Senin açın iyi galiba!
Fenerbahçe’nin çok güzel oynadığı(!) iki büyük maçın devamı olacaktı ha Osmanlıspor zaferi?..
Lige dönüş... Şahlanış...
Daha doğrusu, kadrosundaki yıldızların, büyük yatırımların hakkını veriş... Evet... Fenerbahçe, son üç lig maçında mağlup olmuş, hocasını değiştirme aşamasına gelmiş Osmanlıspor karşısında baskın oynadı. Ezdi. Koştu. Coştu!..
Ama sadece “on dakika”... Bilemedin on beş!
Devamı; uzamış, kopmuş Fenerbahçe’nin kendi sahasından top çıkaramadığı çaresiz süreler, dan dun ileri yollanıp iki saniye sonra geri dönen toplar, pısmak, kapanmak ve maçın son çeyreğinde adeta kalesinde abluka.
Yazıktır günahtır maçın sonuna doğru sol bek oynayan Diego’ya... Bakın... Hemen hemen aynı zamanda maçın bitmesine 20 dakika falan kala iki takım da değişiklik yapıyor; Osmanlıspor defansif orta sahasını çıkarıp santrfor sokuyor, Fenerbahçe Van Persie’yi kenara alıp orta sahaya Meireles’i koyuyor.
Neden?.. 52. dakikada bir kere kontratak yapabilmiş, Osmanlıspor savunmasını hazırlıksız yakalamış, Alper güzel bir plase ile bir gol atmış... Resmen üzerine yatıyor Fenerbahçe.
Çünkü 60’da pilinin bittiğini herkes gibi kendileri de biliyor.
Dikkat edin, tay gibi Markoviç’in kası çekiyor 27. dakikada.
Körük ciğerli Gökhan, yorgunluktan faulle adam durduruyor, hatalı paslar veriyor.
Genç ve diri Alper, 83’de bitmiş “beni değiştirin” diyor kulübeye.
“Sakat olanlar sağlık kurulunun sorunu” diyor ya Pereira... Öyle olsun.
Bu mahkum oyun kimin sorunu peki?
Tatsız, kifayetsiz, ışıksız oyunu kim monte etti Nani gibi, Van Persie gibi, Diego gibi büyük kariyerlere?

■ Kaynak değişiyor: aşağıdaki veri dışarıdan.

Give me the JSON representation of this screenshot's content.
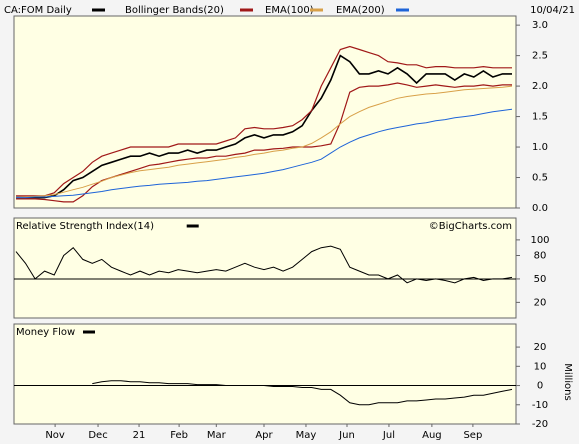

Tamam, Alper Nani’nin yerine oynadı, onu aratmadı ve çok yoruldu... Ama Van Persie’nin, Fernandao’nun kendileri sahadaydı... Ne yaptılar ki, takımın geneline uyup çıtayı aşağı çekmekten başka?
Fenerbahçe’yi taşıyacak adamlar “taşınacak hale gelmişse” orası tuzun koktuğu yerdir.
Kim becermiş olabilir?
“Sebep Pereira” demeyeceğim elbet.
Cevap Pereira’da...
Biliyorum; Galatasaray ve Ajax maçları arasında “canı burnunda” Osmanlıspor’a yenilmedi, berabere de kalmadı Fenerbahçe!
Çok değerli üç puan alıp döndü.
Sadece “kazançlı” değil, aynı zamanda keyifli/futbollu bir maç çıkarsa “Cumhuriyetin 92 yılında Fenerbahçe Cumhuriyeti, Osmanlıspor’u sirkülase etti” tarzında espriler bile yapardım.
Lakin, ben o süslü, umutlu, müjdeli Fenerbahçe tariflerinde kalmışım Pereira’nın.
Golün üzerine yatıp, gol yemekten zor kurtularak alınan puanlar iyidir ama durum ortada; şu anda ümitsiz değilse bile “ışıksız vaka” Pereira’lı Fenerbahçe!